Der Kommissar für Beschäftigung und Soziales, Vladimir Špidla müsse handeln und Rechtsverstoßverfahren gegen die Mitgliedstaaten einleiten, die nicht mit den Gesetzen des EuGH übereinstimmen, so wie er es vor Jahren schon dem Rat mitgeteilt habe. Es gebe keine weitere Entschuldigung zur Untätigkeit in der Kommission, so Papadimoulis weiter.
Der ETUC Generalsekretär John Monks sagte, dass dies sicher kein Sieg für das soziale Europa sei. Man bedauere, dass es nicht möglich sei, eine Vereinbarung zu treffen, die echten sozialen Fortschritt in Europa bedeutet haben würde.
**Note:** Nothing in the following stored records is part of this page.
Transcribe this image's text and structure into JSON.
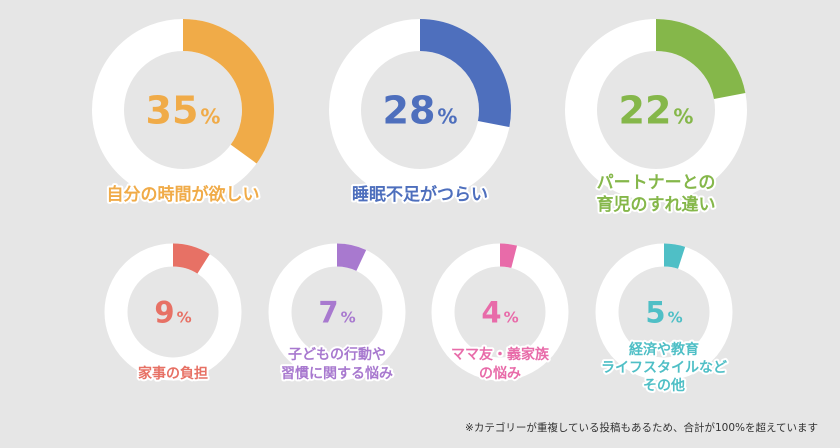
{
  "chart_data": {
    "type": "pie",
    "items": [
      {
        "value": 35,
        "label_lines": [
          "自分の時間が欲しい"
        ],
        "color": "#f0ab48"
      },
      {
        "value": 28,
        "label_lines": [
          "睡眠不足がつらい"
        ],
        "color": "#4e6fbd"
      },
      {
        "value": 22,
        "label_lines": [
          "パートナーとの",
          "育児のすれ違い"
        ],
        "color": "#85b74a"
      },
      {
        "value": 9,
        "label_lines": [
          "家事の負担"
        ],
        "color": "#e77165"
      },
      {
        "value": 7,
        "label_lines": [
          "子どもの行動や",
          "習慣に関する悩み"
        ],
        "color": "#a879cf"
      },
      {
        "value": 4,
        "label_lines": [
          "ママ友・義家族",
          "の悩み"
        ],
        "color": "#e86ba9"
      },
      {
        "value": 5,
        "label_lines": [
          "経済や教育",
          "ライフスタイルなど",
          "その他"
        ],
        "color": "#4fbfc6"
      }
    ],
    "unit": "%"
  },
  "footnote": "※カテゴリーが重複している投稿もあるため、合計が100%を超えています"
}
Hierfür hätte die individuelle Nichtbeteiligung klar auf Eis gelegt werden sollen und als vorübergehende Ausnahme angenommen sollen, die keinen Platz im Gesundheits- und Sicherheitsrecht habe.
Dennoch stimme man mit dem Europäischen Parlament darin überein, dass das Übereinkommen nicht möglich gewesen sei. Eine Gruppe von Ländern sei so abhängig von der individuellen Nichtbeteiligung geworden, dass sie es bis heute als ihr fundamentales Recht ansähen, sie für immer beizubehalten. Dies sei für die Mehrheit im EU-Parlament und die Gewerkschaften inakzeptabel, fügte er hinzu.
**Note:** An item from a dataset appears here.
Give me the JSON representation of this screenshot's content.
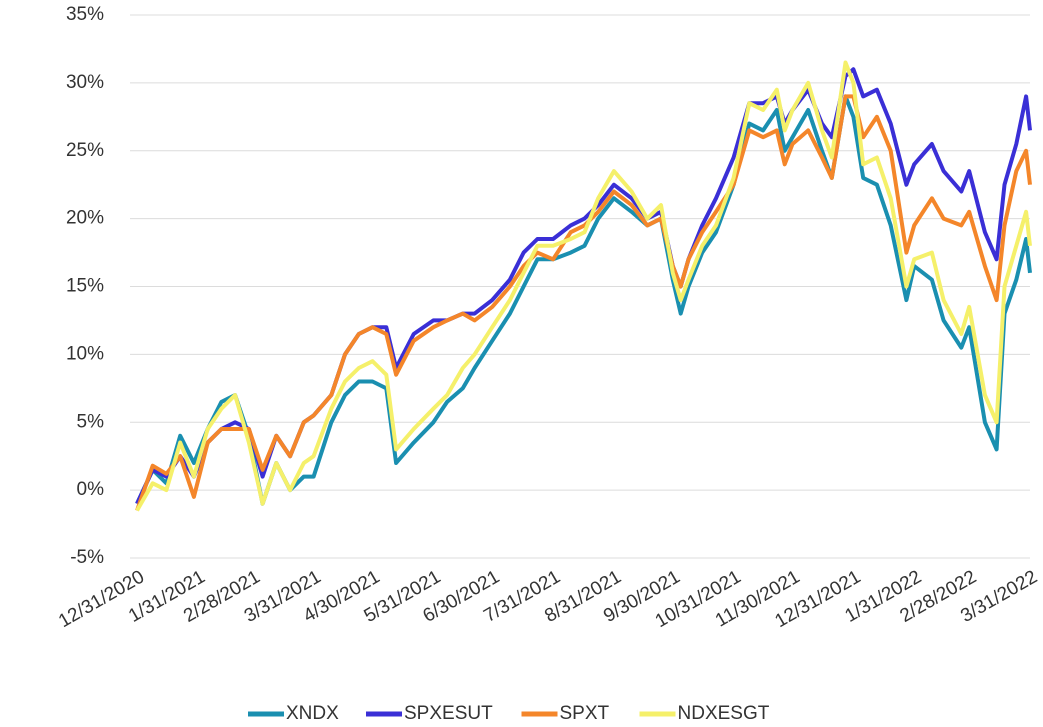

Das Europäische Parlament hat mit ihrer Unterstützung ein wichtiges europäisches Sozialgesetz entscheidend geschwächt. Das Ziel sei es nun, dass die Arbeitszeitrichtlinie ihre bedeutende Rolle zurückerhalte, Minimalstandards für Arbeitszeiten in Europa zu setzen. Dies sei insbesondere in wirtschaftlich schwierigen Zeiten wichtig, sowie in einer globalisierten Welt, so Monks weiter.
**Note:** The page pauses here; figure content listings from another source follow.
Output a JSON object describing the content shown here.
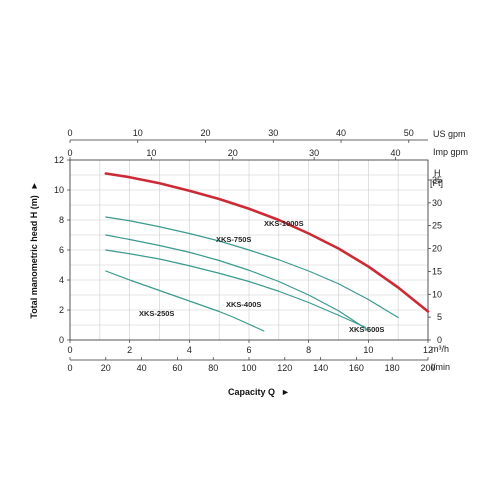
{
  "chart_data": {
    "type": "line",
    "title": "",
    "xlabel": "Capacity Q",
    "xlabel_arrow": "►",
    "ylabel": "Total manometric head H (m)",
    "ylabel_arrow": "►",
    "x_unit_m3h": "m³/h",
    "x_unit_lmin": "l/min",
    "top_unit_us": "US gpm",
    "top_unit_imp": "Imp gpm",
    "right_axis_label_line1": "H",
    "right_axis_label_line2": "[Ft]",
    "xlim_m3h": [
      0,
      12
    ],
    "ylim_m": [
      0,
      12
    ],
    "grid": true,
    "x_ticks_m3h": [
      0,
      2,
      4,
      6,
      8,
      10,
      12
    ],
    "y_ticks_m": [
      0,
      2,
      4,
      6,
      8,
      10,
      12
    ],
    "x_ticks_lmin": [
      0,
      20,
      40,
      60,
      80,
      100,
      120,
      140,
      160,
      180,
      200
    ],
    "x_ticks_us_gpm": [
      0,
      10,
      20,
      30,
      40,
      50
    ],
    "x_ticks_imp_gpm": [
      0,
      10,
      20,
      30,
      40
    ],
    "y_ticks_ft": [
      0,
      5,
      10,
      15,
      20,
      25,
      30,
      35
    ],
    "series": [
      {
        "name": "XKS-1000S",
        "color": "#cc2b36",
        "x": [
          1.2,
          2,
          3,
          4,
          5,
          6,
          7,
          8,
          9,
          10,
          11,
          12
        ],
        "y": [
          11.1,
          10.85,
          10.45,
          9.95,
          9.4,
          8.75,
          8.0,
          7.1,
          6.1,
          4.9,
          3.5,
          1.9
        ]
      },
      {
        "name": "XKS-750S",
        "color": "#3a9a8e",
        "x": [
          1.2,
          2,
          3,
          4,
          5,
          6,
          7,
          8,
          9,
          10,
          11
        ],
        "y": [
          8.2,
          7.95,
          7.55,
          7.1,
          6.6,
          6.0,
          5.35,
          4.6,
          3.75,
          2.7,
          1.5
        ]
      },
      {
        "name": "XKS-500S",
        "color": "#3a9a8e",
        "x": [
          1.2,
          2,
          3,
          4,
          5,
          6,
          7,
          8,
          9,
          10
        ],
        "y": [
          7.0,
          6.7,
          6.3,
          5.85,
          5.3,
          4.65,
          3.9,
          3.0,
          1.95,
          0.65
        ]
      },
      {
        "name": "XKS-400S",
        "color": "#3a9a8e",
        "x": [
          1.2,
          2,
          3,
          4,
          5,
          6,
          7,
          8,
          9,
          9.9
        ],
        "y": [
          6.0,
          5.75,
          5.4,
          4.95,
          4.45,
          3.9,
          3.25,
          2.5,
          1.65,
          0.85
        ]
      },
      {
        "name": "XKS-250S",
        "color": "#3a9a8e",
        "x": [
          1.2,
          2,
          3,
          4,
          5,
          5.5,
          6.0,
          6.5
        ],
        "y": [
          4.6,
          4.0,
          3.3,
          2.6,
          1.9,
          1.5,
          1.05,
          0.6
        ]
      }
    ]
  }
}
Der Präsident von BusinessEurope Ernest-Antoine Seillière sagte, dass nach vielen Jahren des Stillstandes, nun endlich ein Kompromiss im Ministerrat gefunden wurde, der unglücklicherweise nicht von dem Europäischen Parlament unterstützt würde. BusinessEurope rief die Kommission dazu auf, eine praktische Lösung für den Bereitschaftsdienst zu finden.
Man rief die Kommission dazu auf, einen neuen Vorschlag zu unterbreiten, die Dienstleistungen mit einbeziehen sollte, die Rund um die Uhr arbeiten würden. Außerdem sollte der Begriff „indirekt auf Bereitschaft“ geklärt werden, so Ralf Resch der Generalsekretär von CEEP (die europäische Arbeitgeber und Unternehmen repräsentiert, die öffentliche Dienste anbieten).
Nur die Möglichkeit nicht den indirekten Teil des Bereitschaftsdienstes zu zählen könnte eine effektive Bereitstellung von wichtigen grundlegenden Dienstleistungen überall in Europa gewährleisten.
In der Zwischenzeit werde das CEEP dazu bestimmt sein, seinen Mitgliedern die gleichen Nachrichten wie seit Jahren mitzuteilen, da die keine Klarheit über Ungewissheiten durch die Urteile des Europäischen Gerichtshofes gegeben seinen. Man müsse sich stattdessen selbst Klarheit verschaffen, fügte er hinzu.